Media reviews were glowing. A new compilation album featuring three newly recorded songs, Then and Now…The Best of The Monkees, went platinum. One of the new songs, “That Was Then, This Is Now,” became a Top 20 hit in the summer of 1986 and was played at every stop, helping spur its radio airplay. An original Tork composition, “MGBGT,” as well as Davy’s “I’ll Love You Forever,” rounded out the new material being played. Cable music channel MTV was airing marathons of the Monkees' original television series, and the TV show began to air daily on the channel in 1986. The Monkees acted as guest VJ's on MTV to promote the tour and host the marathons.

During the very early part of the tour, Peter did “Peter Percival Patterson’s Pet Pig Porky” before “Pleasant Valley Sunday.” Peter, as he would do on all future tours, handled lead vocals on his self-penned “For Pete’s Sake,” unlike the album version of the song where Micky sings the lead vocal. Peter also sang the complete lead on “Shades Of Gray,” slightly different from the album version featuring Davy singing the lead vocal with Peter.
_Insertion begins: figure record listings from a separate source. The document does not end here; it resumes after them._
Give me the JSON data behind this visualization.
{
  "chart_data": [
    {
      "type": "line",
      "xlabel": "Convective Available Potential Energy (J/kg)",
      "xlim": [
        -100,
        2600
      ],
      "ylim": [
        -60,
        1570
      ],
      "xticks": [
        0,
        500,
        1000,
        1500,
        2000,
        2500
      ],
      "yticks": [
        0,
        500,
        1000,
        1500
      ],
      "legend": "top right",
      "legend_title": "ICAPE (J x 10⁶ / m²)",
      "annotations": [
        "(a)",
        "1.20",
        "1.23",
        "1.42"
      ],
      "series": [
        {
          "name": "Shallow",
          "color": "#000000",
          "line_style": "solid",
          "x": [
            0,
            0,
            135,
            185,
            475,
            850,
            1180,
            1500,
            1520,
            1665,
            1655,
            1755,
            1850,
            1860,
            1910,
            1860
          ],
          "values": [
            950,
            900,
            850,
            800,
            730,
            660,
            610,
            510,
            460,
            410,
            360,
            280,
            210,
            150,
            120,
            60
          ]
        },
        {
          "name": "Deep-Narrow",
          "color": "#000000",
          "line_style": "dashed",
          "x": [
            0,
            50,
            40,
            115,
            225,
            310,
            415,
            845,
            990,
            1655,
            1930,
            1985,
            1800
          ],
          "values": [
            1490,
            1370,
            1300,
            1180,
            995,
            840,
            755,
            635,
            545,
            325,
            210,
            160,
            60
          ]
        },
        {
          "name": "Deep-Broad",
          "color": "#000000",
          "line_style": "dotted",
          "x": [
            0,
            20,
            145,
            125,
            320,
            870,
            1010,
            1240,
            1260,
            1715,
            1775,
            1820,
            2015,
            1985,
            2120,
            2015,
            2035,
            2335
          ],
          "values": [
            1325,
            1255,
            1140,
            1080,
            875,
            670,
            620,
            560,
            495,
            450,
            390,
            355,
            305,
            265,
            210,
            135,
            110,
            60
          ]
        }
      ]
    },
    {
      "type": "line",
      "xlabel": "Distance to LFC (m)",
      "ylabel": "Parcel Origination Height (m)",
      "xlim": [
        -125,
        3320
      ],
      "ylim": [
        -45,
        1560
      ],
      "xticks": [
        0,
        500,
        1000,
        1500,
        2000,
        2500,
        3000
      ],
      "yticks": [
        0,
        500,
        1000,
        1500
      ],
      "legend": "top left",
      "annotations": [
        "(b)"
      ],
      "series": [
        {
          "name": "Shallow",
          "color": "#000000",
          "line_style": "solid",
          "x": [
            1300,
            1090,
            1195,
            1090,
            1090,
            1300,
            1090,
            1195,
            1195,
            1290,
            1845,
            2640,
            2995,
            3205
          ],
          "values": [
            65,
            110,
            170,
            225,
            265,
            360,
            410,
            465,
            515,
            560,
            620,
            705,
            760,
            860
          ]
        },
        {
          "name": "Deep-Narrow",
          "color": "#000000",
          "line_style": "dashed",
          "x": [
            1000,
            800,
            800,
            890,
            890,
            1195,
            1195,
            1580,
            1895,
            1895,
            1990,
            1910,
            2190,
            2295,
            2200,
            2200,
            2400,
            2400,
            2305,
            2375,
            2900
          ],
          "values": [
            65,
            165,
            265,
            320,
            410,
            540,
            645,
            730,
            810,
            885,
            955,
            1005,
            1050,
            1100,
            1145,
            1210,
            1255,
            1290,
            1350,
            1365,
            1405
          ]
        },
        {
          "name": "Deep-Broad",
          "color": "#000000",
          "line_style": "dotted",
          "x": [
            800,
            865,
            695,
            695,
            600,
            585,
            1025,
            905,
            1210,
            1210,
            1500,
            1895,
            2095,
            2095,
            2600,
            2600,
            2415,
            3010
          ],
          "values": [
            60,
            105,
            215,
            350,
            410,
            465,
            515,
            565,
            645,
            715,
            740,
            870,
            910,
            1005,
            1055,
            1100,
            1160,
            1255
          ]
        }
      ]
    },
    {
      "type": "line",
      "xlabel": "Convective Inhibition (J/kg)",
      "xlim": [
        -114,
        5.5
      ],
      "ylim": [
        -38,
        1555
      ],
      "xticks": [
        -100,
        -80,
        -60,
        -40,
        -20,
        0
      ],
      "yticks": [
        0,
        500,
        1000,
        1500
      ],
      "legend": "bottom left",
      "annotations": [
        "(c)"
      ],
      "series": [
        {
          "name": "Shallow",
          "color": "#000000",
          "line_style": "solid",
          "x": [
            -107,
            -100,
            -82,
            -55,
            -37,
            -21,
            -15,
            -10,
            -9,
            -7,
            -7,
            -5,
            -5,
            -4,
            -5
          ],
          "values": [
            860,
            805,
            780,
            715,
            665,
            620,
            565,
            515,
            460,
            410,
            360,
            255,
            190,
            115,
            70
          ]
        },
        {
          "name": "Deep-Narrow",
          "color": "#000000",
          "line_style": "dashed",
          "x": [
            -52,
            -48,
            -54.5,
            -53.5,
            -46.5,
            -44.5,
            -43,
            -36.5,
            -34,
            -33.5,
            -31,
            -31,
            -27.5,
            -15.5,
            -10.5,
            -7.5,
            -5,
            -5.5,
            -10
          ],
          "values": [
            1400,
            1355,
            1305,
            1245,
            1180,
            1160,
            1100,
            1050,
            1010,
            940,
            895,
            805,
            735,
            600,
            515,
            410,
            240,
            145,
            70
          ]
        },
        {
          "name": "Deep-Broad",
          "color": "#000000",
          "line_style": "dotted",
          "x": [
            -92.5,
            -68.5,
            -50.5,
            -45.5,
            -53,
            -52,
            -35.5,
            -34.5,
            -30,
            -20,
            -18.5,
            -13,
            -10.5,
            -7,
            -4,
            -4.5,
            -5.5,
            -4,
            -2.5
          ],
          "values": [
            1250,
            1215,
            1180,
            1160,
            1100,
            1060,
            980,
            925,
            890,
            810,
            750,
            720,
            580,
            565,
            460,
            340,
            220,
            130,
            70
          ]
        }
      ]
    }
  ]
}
This arrangement would continue for most of the following Monkees tours. "Listen To The Band," with all three members sharing lead vocal duties, would also be an arrangement that would continue during all future Monkees tours.

The presence of the Monkees on MTV, the success of the new single and the popularity of the tour resulted in seven of the nine original Monkees albums returning to the Billboard Top 200 chart, along with the Then and Now collection. By the end of 1986, Rhino Records had sold over 2 million albums in the Monkees back catalog.

Nesmith attended a Monkees concert in disguise at Arlington Stadium in Texas on June 22, 1986. He finally joined Dolenz, Jones and Tork onstage for the encore performance at the Greek Theatre in Los Angeles, California on September 7, 1986. The final two dates of the tour (Civic Center Arena in Charleston, West Virginia on 12/1/86 and Stabler Arena in Bethlehem, Pennsylvania on 12/3/86) were recorded. The subsequent live album, 20th Anniversary Tour 1986, was sold at the 1987 concerts and through mail order only. It was reissued on compact disc as Live! and sold at the 1996 concerts as well.

All four Monkees took part in filming a Christmas medley music video for MTV in early December 1986. Afterwards, the quartet hosted a party at a Manhattan nightclub to celebrate the end of the 20th anniversary tour.